Sufyan bin Uyainah berkata, “Suatu hari Az-Zuhri pernah meriwayatkan hadits, kemudian saya katakan kepadanya, ‘Berikan kepadaku tanpa sanad!’ Az-Zuhri menjawab, ‘Hendaklah kamu menaiki atap tanpa tangga!'”
Ahmad bin Hanbal mengatakan, “Mencari sanad yang lebih tinggi merupakan tradisi orang-orang salaf, karena murid-murid Abdullah bin Mas’ud berbondong-bondong dari Kufah menuju Madinah untuk belajar kepada Umar dan mendengarkan darinya.”
Muhammad bin Aslam Ath-Thusi berkata, “Mendekatkan sanad berarti mendekat, atau mendekatkan diri kepada Allah.”
Muhammad bin Sirin mengatakan, “Sungguh ilmu ini (sanad) adalah bagian dari agama, maka perhatikanlah dari mana kalian akan mengambil agama kalian!”

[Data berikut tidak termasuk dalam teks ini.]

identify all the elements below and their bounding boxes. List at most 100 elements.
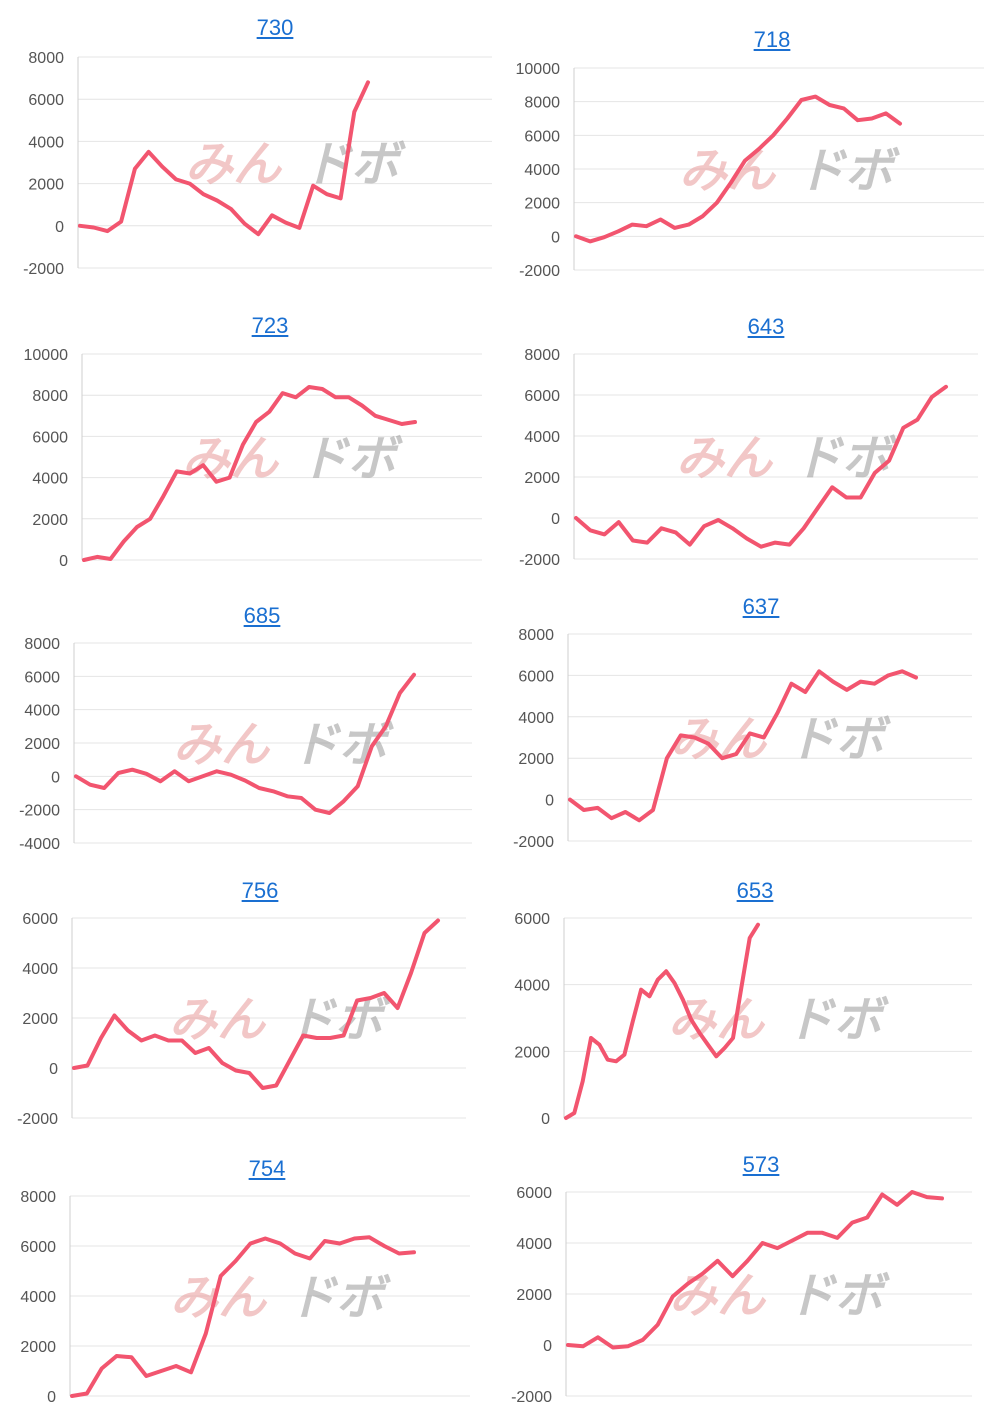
data-point (422, 931, 427, 935)
data-point (315, 1036, 319, 1040)
data-point (78, 224, 82, 228)
chart-title-link[interactable]: 718 (753, 27, 791, 52)
watermark-right: ドボ (797, 143, 900, 199)
data-point (762, 735, 766, 740)
data-point (241, 443, 245, 447)
y-tick-label: 6000 (22, 911, 58, 928)
data-point (338, 196, 343, 200)
data-point (220, 1061, 224, 1065)
data-point (626, 1344, 630, 1348)
data-point (261, 1086, 265, 1090)
data-point (827, 103, 832, 107)
y-tick-label: 2000 (518, 751, 554, 768)
data-point (687, 222, 691, 227)
data-point (644, 224, 649, 228)
data-point (602, 235, 606, 239)
data-point (294, 395, 298, 399)
data-point (233, 1259, 238, 1263)
data-point (716, 518, 720, 522)
y-tick-label: 0 (55, 219, 64, 236)
data-point (681, 998, 685, 1002)
data-point (328, 1036, 332, 1040)
data-point (122, 539, 126, 544)
chart-title-link[interactable]: 723 (251, 313, 289, 338)
data-point (789, 682, 794, 686)
data-point (658, 217, 663, 222)
data-point (398, 691, 402, 695)
y-tick-label: 0 (51, 769, 60, 786)
y-tick-label: 2000 (516, 1287, 552, 1304)
data-point (342, 1033, 346, 1038)
data-point (745, 536, 749, 541)
chart-title-link[interactable]: 637 (742, 594, 780, 619)
data-point (706, 742, 711, 746)
data-point (656, 978, 660, 982)
data-point (870, 116, 874, 121)
data-point (665, 756, 669, 760)
data-point (884, 111, 888, 116)
data-point (688, 543, 692, 547)
data-point (187, 779, 191, 783)
chart-title-link[interactable]: 573 (742, 1152, 780, 1177)
y-tick-label: -2000 (511, 1389, 552, 1406)
data-point (850, 1221, 854, 1225)
series-line (82, 385, 417, 562)
data-point (743, 158, 747, 163)
y-tick-label: -2000 (17, 1111, 58, 1128)
data-point (355, 998, 359, 1003)
y-tick-label: 2000 (24, 736, 60, 753)
chart-643: 8000 6000 4000 2000 0 -2000 みん ドボ (519, 347, 978, 569)
data-point (130, 768, 134, 772)
data-point (602, 532, 607, 537)
data-point (88, 783, 92, 787)
data-point (148, 517, 152, 521)
data-point (99, 1036, 103, 1040)
data-point (278, 1241, 282, 1246)
chart-title-link[interactable]: 756 (241, 878, 279, 903)
data-point (572, 1111, 576, 1115)
data-point (940, 1196, 944, 1200)
data-point (189, 1370, 193, 1374)
data-point (174, 1364, 178, 1368)
data-point (872, 682, 877, 686)
data-point (639, 988, 643, 992)
chart-title-link[interactable]: 653 (736, 878, 774, 903)
data-point (574, 234, 578, 238)
data-point (175, 469, 179, 474)
data-point (631, 1019, 635, 1023)
data-point (144, 1374, 148, 1378)
y-tick-label: 4000 (22, 961, 58, 978)
y-tick-label: 8000 (28, 50, 64, 67)
chart-title-link[interactable]: 643 (747, 314, 785, 339)
data-point (637, 818, 641, 822)
data-point (611, 1345, 615, 1350)
chart-title-link[interactable]: 754 (248, 1156, 286, 1181)
data-point (270, 213, 274, 217)
data-point (247, 1071, 251, 1075)
watermark-right: ドボ (787, 1268, 890, 1324)
data-point (689, 1018, 693, 1022)
data-point (242, 222, 247, 226)
chart-title-link[interactable]: 730 (256, 15, 294, 40)
y-tick-label: 6000 (32, 429, 68, 446)
data-point (925, 1195, 929, 1199)
data-point (760, 1241, 765, 1245)
chart-637: 8000 6000 4000 2000 0 -2000 みん ドボ (513, 627, 972, 851)
data-point (813, 95, 818, 99)
data-point (835, 1236, 839, 1240)
watermark-right: ドボ (786, 992, 889, 1048)
chart-title-link[interactable]: 685 (243, 603, 281, 628)
data-point (254, 420, 258, 424)
watermark-right: ドボ (794, 431, 897, 487)
data-point (614, 1059, 618, 1063)
data-point (647, 994, 652, 998)
data-point (382, 1244, 386, 1248)
data-point (805, 1231, 809, 1235)
data-point (166, 1038, 170, 1043)
chart-573: 6000 4000 2000 0 -2000 みん ドボ (511, 1185, 972, 1406)
data-point (285, 794, 289, 798)
data-point (672, 981, 677, 985)
data-point (880, 1192, 884, 1197)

Ilmu sanad tidak ada dalam agama lain sehingga agama-agama itu tidak lagi memiliki kemurnian.Ibarat tubuh yang lemah, mereka tidak lagi memiliki sistem kekebalan tubuh sehingga mudah terserang berbagai penyakit. Ketika ditanyakan tentang sebab-sebab turunnya ayat di dalam kitab suci agama mereka, maka mereka tidak mengetahuinya kecuali hanya kira-kira. Ketika mereka ditanya, mengapa ayat yang satu berbeda dengan ayat yang lain saling bertolak belakang? Mereka tidak mengetahuinya. Maka, mereka tidak lagi bisa menentukan mana yang benar dan mana yang salah. Pemahaman mereka pun akhirnya salah. Mungkin begini. Mungkin begitu. Kira-kira saja. Mereka hanya menerima semua yang ada pada mereka sebagai dogma. Ketidakmurnian itulah menyebabkan agama mereka menjadi bahan tertawaan orang awam, pemurtadan kaum cendikiawan, dan perubahan-perubahan yang dilakukan para ahli bid’ah.
Dengan adanya sanad, maka standar ilmiah menjadi lebih tinggi, kebenaran menjadi terlihat, dan kehancuran bagi para pendusta. Beruntunglah umat ini karena telah mendapat warisan ilmiah paling berharga.